The timing is hugely contentious. The BBC plans to transmit it at 8.30pm on 29 November, just as Fifa officials and representatives of candidate countries – including Prince William, David Cameron and David Beckham – gather in Zurich for the vote.
The England 2018 bid team, which is due to make its presentation at 11am on 2 December, is fearful that the programme could scupper hopes of winning a tournament which is estimated to be worth £3bn to the British economy. "This could be the final nail in the coffin," said a source last night.
The bid team will be concerned to learn that Panorama promises that its investigation also covers the "Fifa financial bonanza if England hosts the World Cup" – suggesting the England bid itself comes under scrutiny.
The Fifa president Sepp Blatter, who has the deciding vote in the event of a tied ballot, has a long-held animosity towards Jennings, who is author of a book called Foul! The Secret World of Fifa: Bribes, Vote Rigging and Ticket Scandals. Jennings describes how he confronted the head of Fifa at the Abou Nawas Hotel in Tunisia in 2004, asking difficult questions about payments made to a Fifa official. "I'm not his favourite reporter," he wrote of his relationship with Blatter.
Such is the bid team's concern about the impact of the programme that its chief executive, Andy Anson, visited BBC director general Mark Thompson last week to ask him to move the transmission date. He was given short shrift. "We have been absolutely clear that the editorial independence and impartiality of the BBC is critical and sacrosanct," said a BBC source.
Mr Cameron has been desperately trying to shore up the England bid, mindful of the kudos that Tony Blair enjoyed after helping to win the 2012 Olympics for London. Yesterday in Seoul he went out of his way to meet Chung Mong-joon, vice-president of Fifa and, as president of Korea's FA, one of the 24 members of the executive committee who will decide where the 2018 tournament is played. "I was spending much more time on the World Cup than on the G20," said Mr Cameron.
Mr Blatter was invited to Downing Street last month to hear a presentation on England's bid and meet a delegation that included the Prime Minister, Culture Secretary Jeremy Hunt and the England manager Fabio Capello.
Following an investigation by The Sunday Times last month into alleged Fifa corruption – leading to two executive committee members being suspended – the Fifa president made dark comments about the British media. "One can ask whether such an action is appropriate, trying to set traps for people. It is a deeply rooted problem [with the UK media]," he said. "Who is benefiting from this situation and who is being harmed?

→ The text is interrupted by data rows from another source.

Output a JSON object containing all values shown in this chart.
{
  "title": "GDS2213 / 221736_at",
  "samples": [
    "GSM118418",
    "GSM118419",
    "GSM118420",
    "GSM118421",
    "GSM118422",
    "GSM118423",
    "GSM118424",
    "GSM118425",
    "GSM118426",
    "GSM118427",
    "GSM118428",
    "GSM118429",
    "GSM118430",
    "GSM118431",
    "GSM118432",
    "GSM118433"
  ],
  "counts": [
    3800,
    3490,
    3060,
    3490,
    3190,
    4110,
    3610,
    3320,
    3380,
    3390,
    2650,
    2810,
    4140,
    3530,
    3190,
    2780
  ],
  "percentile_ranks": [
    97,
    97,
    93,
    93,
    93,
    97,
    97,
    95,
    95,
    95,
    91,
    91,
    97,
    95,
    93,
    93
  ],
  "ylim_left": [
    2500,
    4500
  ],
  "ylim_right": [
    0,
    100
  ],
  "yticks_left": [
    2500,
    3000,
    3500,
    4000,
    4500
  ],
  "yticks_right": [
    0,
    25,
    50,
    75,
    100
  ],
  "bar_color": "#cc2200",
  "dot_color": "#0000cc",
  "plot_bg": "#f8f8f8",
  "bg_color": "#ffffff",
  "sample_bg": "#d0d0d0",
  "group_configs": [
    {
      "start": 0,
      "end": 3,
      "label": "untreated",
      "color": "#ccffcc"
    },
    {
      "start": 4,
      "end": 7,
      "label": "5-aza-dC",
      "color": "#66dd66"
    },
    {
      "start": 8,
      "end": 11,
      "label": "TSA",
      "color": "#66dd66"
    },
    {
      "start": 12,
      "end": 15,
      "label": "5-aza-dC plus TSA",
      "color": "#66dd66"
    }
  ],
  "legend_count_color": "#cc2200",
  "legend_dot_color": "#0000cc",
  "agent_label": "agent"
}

We are asking ourselves why did it happen and why did it happen specifically by English journalists? We are looking at that."
The former sports minister Richard Caborn claimed the BBC's decision to screen the programme so close to the crucial vote showed that schedulers were primarily concerned with ratings. He has lobbied the programme makers to delay the transmission date.
Andrew Jennings: The journalist Sepp Blatter loves to hate
Distinguished by his mop of grey hair, Andrew Jennings is a buccaneering investigative reporter with 30 years' experience. He has made sport, and in particular the political chicanery of staging the Olympic Games and the World Cup, his specialist subject. As such he has become the bête noire of Juan Antonio Samaranch, the late former president of the International Olympic Committee (IOC), and more recently of Sepp Blatter, the president of FIFA, who has banned him from his press conferences.
Jennings delights in confronting targets on camera and once challenged a Scotland Yard detective by ambushing him on a country jog and running alongside him in a suit, firing off questions. His award-winning investigation into Olympics corruption in 2000 led to a book, The Great Olympic Swindle. His Panorama programme in 2004 exposed a Bulgarian IOC member accepting bribes for London's Olympic bid.
In his investigations into FIFA, Jennings has previously targeted Jack Warner, the Trinidad & Tobago football executive, who featured in a Panorama investigation, The Beautiful Bung: Corruption and the World Cup, in 2006.
In that programme, over images of Blatter, Jennings said: "This is one of the most unpopular men in world football, and he controls it. His name is Sepp Blatter and his organisation is in a bit of trouble, and I'm another. My name is Andrew Jennings and Mr Blatter can't stand me." After the broadcast of Panorama's FIFA's Dirty Secrets, Blatter is likely to like Jennings even less.